Drei tote Angler: Rucksack mit deutschem Pass schwamm auf der Wasseroberfläche
Schnell konnte der 40-jährige Dortmunder gefunden werden. Körperlich unverletzt, aber unter Schock. Ein privates Rettungsboot brachte den Mann an Land. Dort wurde er zunächst im Krankenhaus, wird seither psychologisch betreut. Einen weiteren Mann konnten die Einsatzkräfte um kurz vor 19 Uhr nur noch tot bergen. Bis zum Abend suchten bis zu 100 Retter auf der bewegten Wasseroberfläche weiter, auch Taucher waren beteiligt.

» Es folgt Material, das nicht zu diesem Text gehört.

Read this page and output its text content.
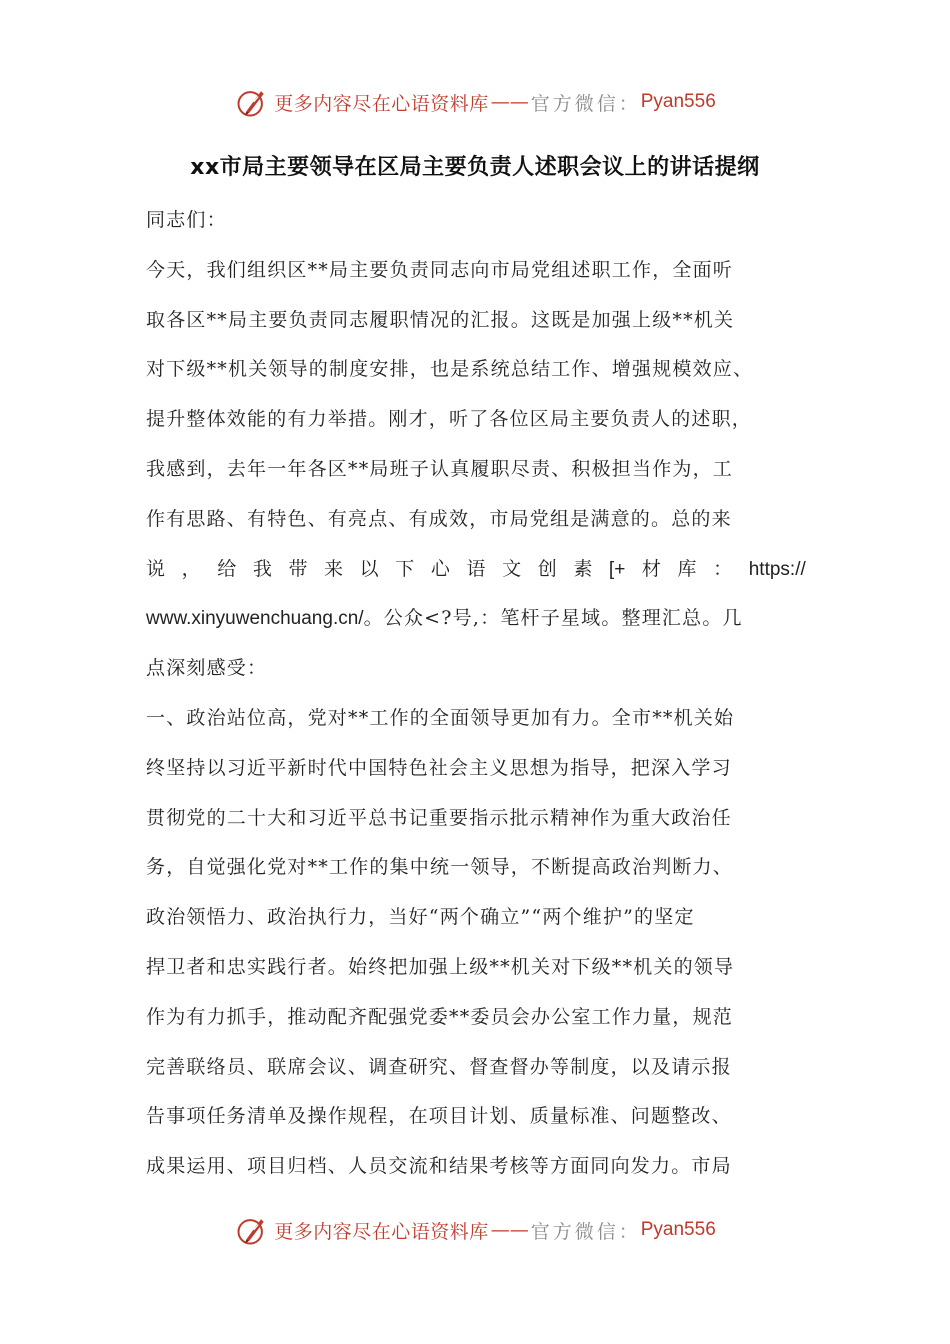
更多内容尽在心语资料库 —— 官方微信： Pyan556
xx市局主要领导在区局主要负责人述职会议上的讲话提纲
同志们：
今天，我们组织区**局主要负责同志向市局党组述职工作，全面听
取各区**局主要负责同志履职情况的汇报。这既是加强上级**机关
对下级**机关领导的制度安排，也是系统总结工作、增强规模效应、
提升整体效能的有力举措。刚才，听了各位区局主要负责人的述职，
我感到，去年一年各区**局班子认真履职尽责、积极担当作为，工
作有思路、有特色、有亮点、有成效，市局党组是满意的。总的来
说 ， 给 我 带 来 以 下 心 语 文 创 素 [+ 材 库 ： https://
www.xinyuwenchuang.cn/。公众<?号,：笔杆子星域。整理汇总。几
点深刻感受：
一、政治站位高，党对**工作的全面领导更加有力。全市**机关始
终坚持以习近平新时代中国特色社会主义思想为指导，把深入学习
贯彻党的二十大和习近平总书记重要指示批示精神作为重大政治任
务，自觉强化党对**工作的集中统一领导，不断提高政治判断力、
政治领悟力、政治执行力，当好“两个确立”“两个维护”的坚定
捍卫者和忠实践行者。始终把加强上级**机关对下级**机关的领导
作为有力抓手，推动配齐配强党委**委员会办公室工作力量，规范
完善联络员、联席会议、调查研究、督查督办等制度，以及请示报
告事项任务清单及操作规程，在项目计划、质量标准、问题整改、
成果运用、项目归档、人员交流和结果考核等方面同向发力。市局
更多内容尽在心语资料库 —— 官方微信： Pyan556
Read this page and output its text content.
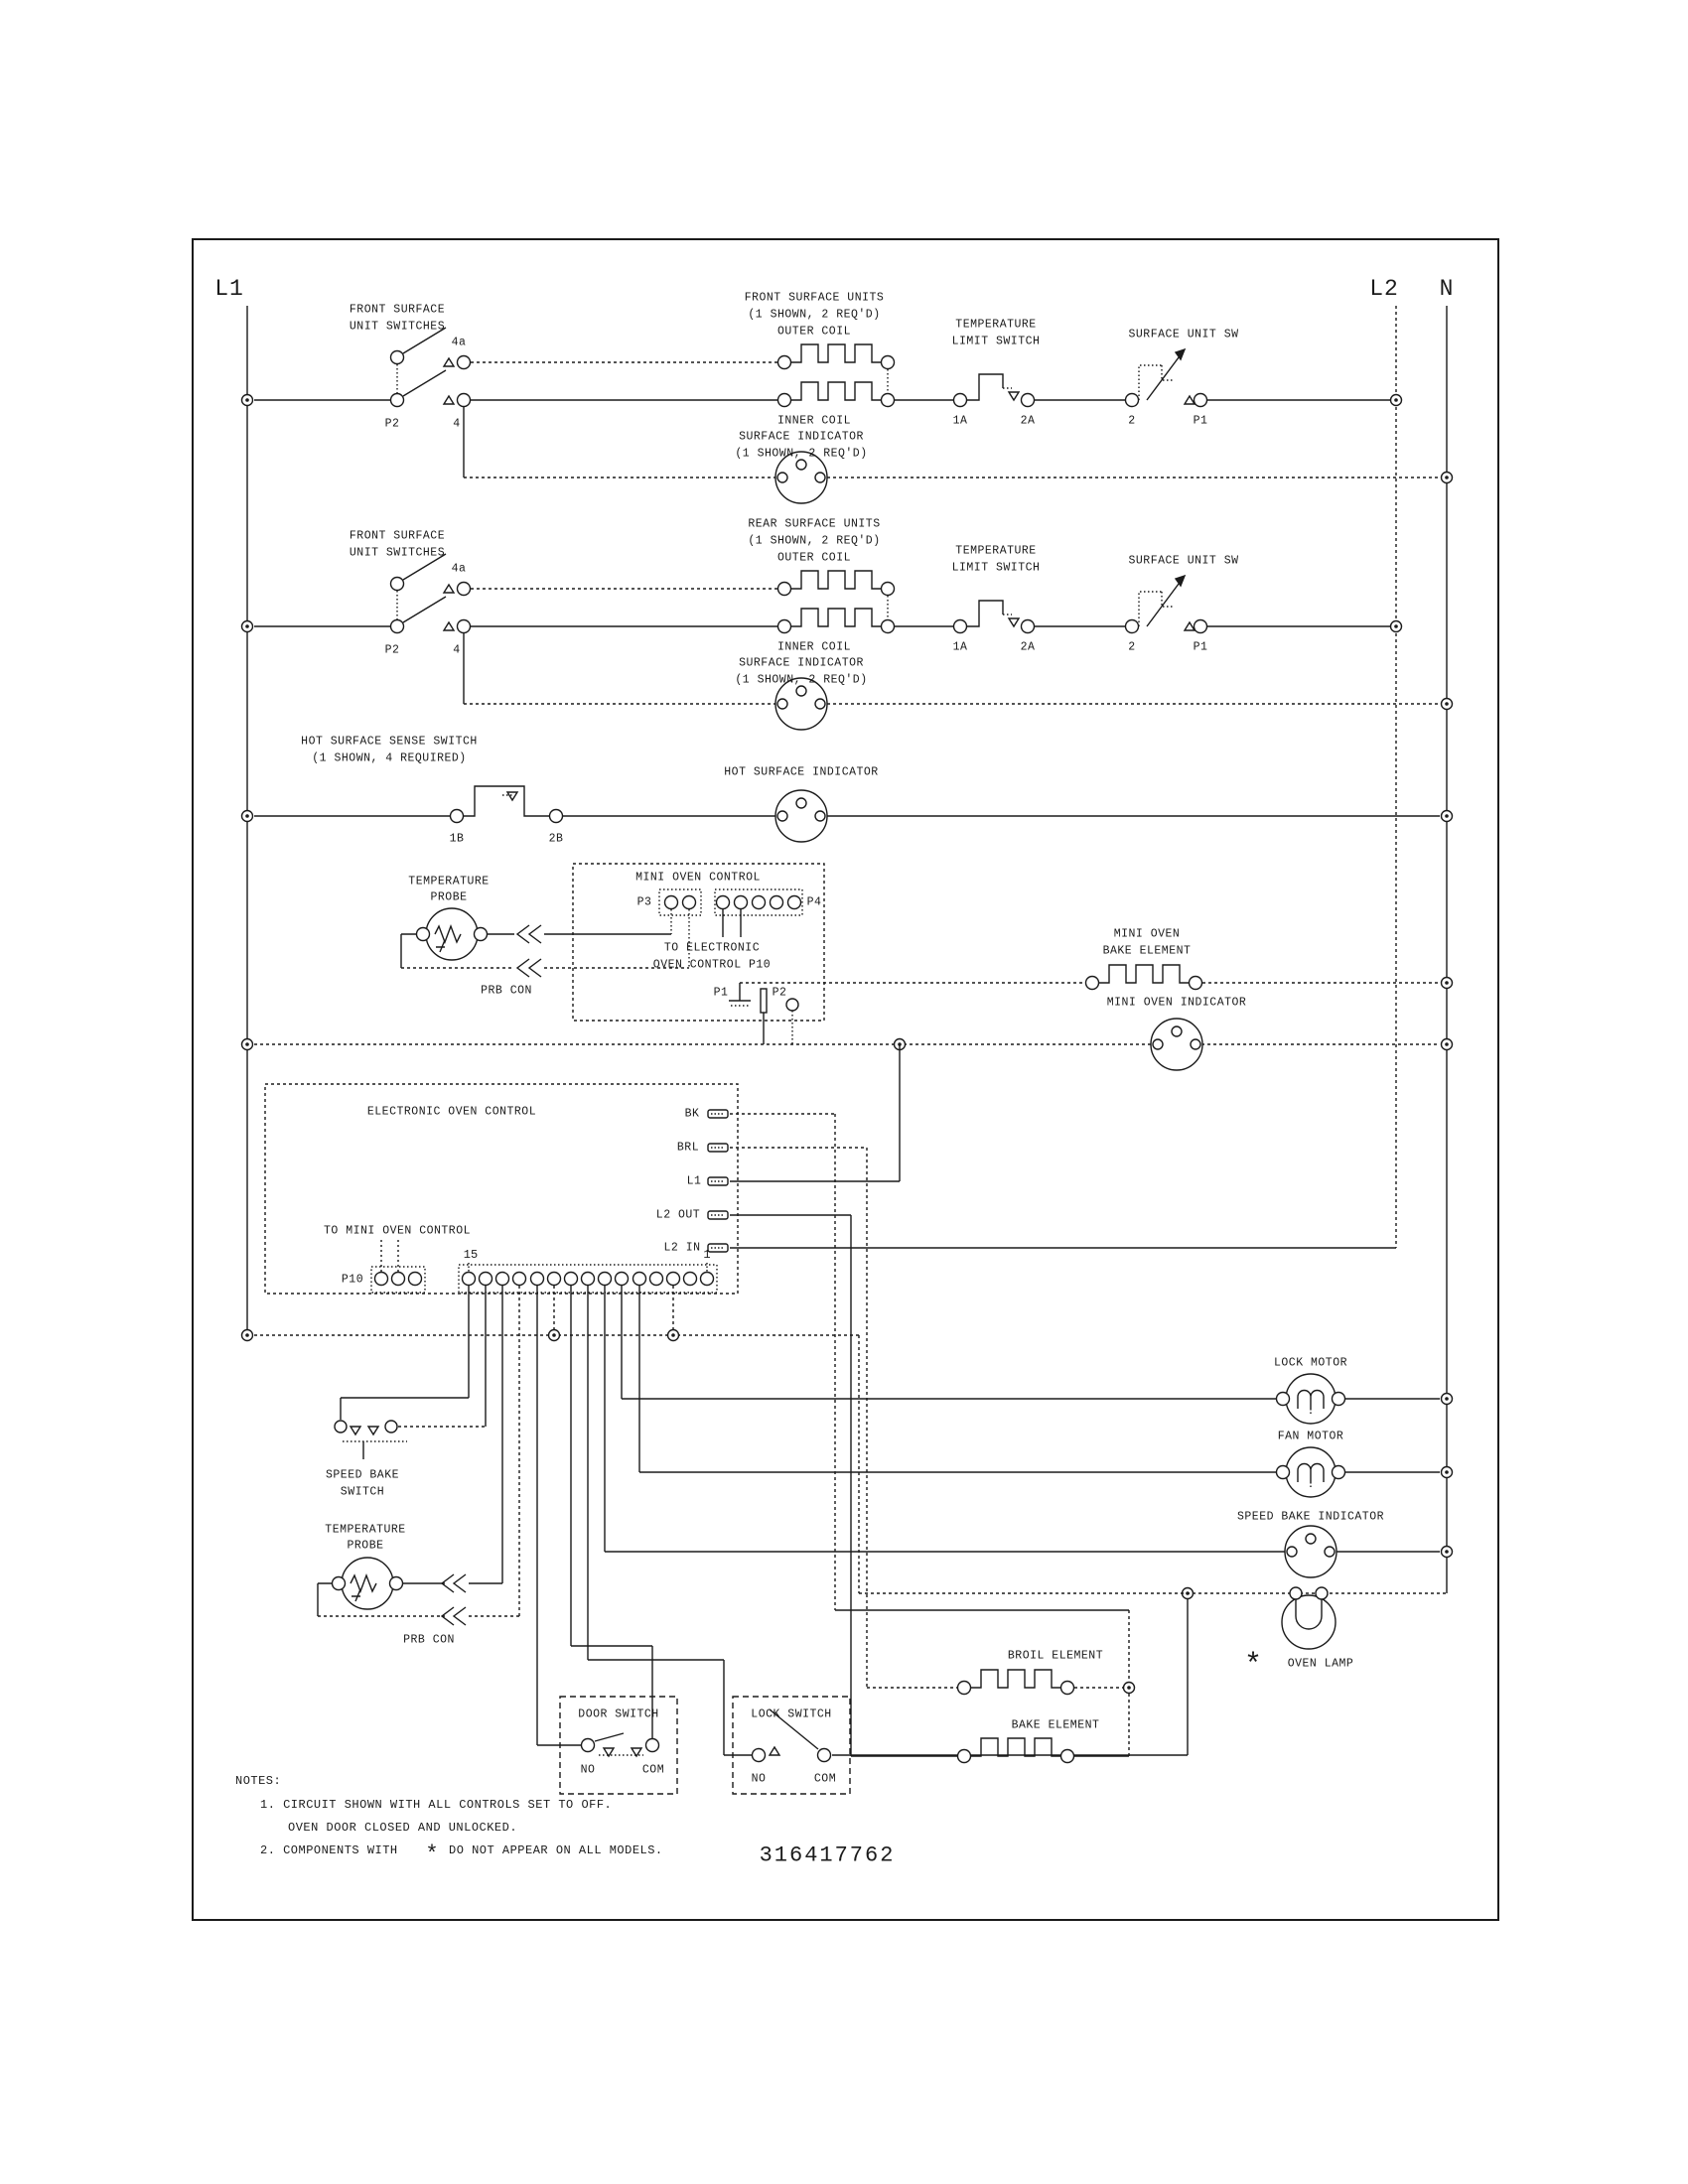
L1	L2 N
FRONT SURFACE
UNIT SWITCHES
4a
P2	4
FRONT SURFACE UNITS
(1 SHOWN, 2 REQ'D)
OUTER COIL
INNER COIL
TEMPERATURE
LIMIT SWITCH
1A	2A
SURFACE UNIT SW
2	P1
SURFACE INDICATOR
(1 SHOWN, 2 REQ'D)
FRONT SURFACE
UNIT SWITCHES
4a
P2	4
REAR SURFACE UNITS
(1 SHOWN, 2 REQ'D)
OUTER COIL
INNER COIL
TEMPERATURE
LIMIT SWITCH
1A	2A
SURFACE UNIT SW
2	P1
SURFACE INDICATOR
(1 SHOWN, 2 REQ'D)
HOT SURFACE SENSE SWITCH
(1 SHOWN, 4 REQUIRED)
1B	2B
HOT SURFACE INDICATOR
MINI OVEN CONTROL
P3	P4
TO ELECTRONIC
OVEN CONTROL P10
P1	P2
TEMPERATURE
PROBE
PRB CON
MINI OVEN
BAKE ELEMENT
MINI OVEN INDICATOR
ELECTRONIC OVEN CONTROL	BK
BRL
L1
L2 OUT
L2 IN
TO MINI OVEN CONTROL
P10
15	1
SPEED BAKE
SWITCH
TEMPERATURE
PROBE
PRB CON
DOOR SWITCH
NO	COM
LOCK SWITCH
NO	COM
BROIL ELEMENT
BAKE ELEMENT
LOCK MOTOR
FAN MOTOR
SPEED BAKE INDICATOR
* OVEN LAMP
NOTES:
1. CIRCUIT SHOWN WITH ALL CONTROLS SET TO OFF.
OVEN DOOR CLOSED AND UNLOCKED.
2. COMPONENTS WITH * DO NOT APPEAR ON ALL MODELS.	316417762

Sie konnten aber nur Gegenstände aus dem Boot entdecken: einen Rucksack mit einem deutschen Pass, eine Mütze, einige Kleidungsstücke.
Gegen 20 Uhr aber musste die Suche eingestellt werden, die Dunkelheit und der hohe Seegang machten einen weiteren Einsatz unmöglich. Die Polizei entschied, von einer Suchaktion auf einen Bergungseinsatz umzustellen: Es sei unwahrscheinlich, die beiden vermissten Männer noch lebend zu finden. Zwar sollen diese orangefarbene „Floater“ getragen haben, Overalls, die für einen gewissen Auftrieb auf dem Wasser sorgen. Die Sicherheit von Schwimmwesten aber bieten solche Anzüge nicht.
Das Angelboot lag in mehr als acht Metern Tiefe auf dem Grund des Sees
Erst am Mittwochnachmittag konnte eine zweite Leiche geborgen werden – ganz in der Nähe des Ortes, an dem das Boot gesunken war. Ein Sonarboot ortete das mehr als fünf Meter lange Angelboot auf dem Grund des Gewässers, nicht weit von der Stelle, an der es umgeschlagen war. Es lag in ungefähr achteinhalb Metern Tiefe. Das dritte Todesopfer wurde erst am Mittwochabend gefunden. Dass es sich bei den Anglern um Deutsche handelt, teilte die Polizei bereits früh mit und bestätigte das gegenüber dieser Redaktion. Es sind zwei Dortmunder und ein Mann aus Unna, auch der Überlebende stammt aus Dortmund.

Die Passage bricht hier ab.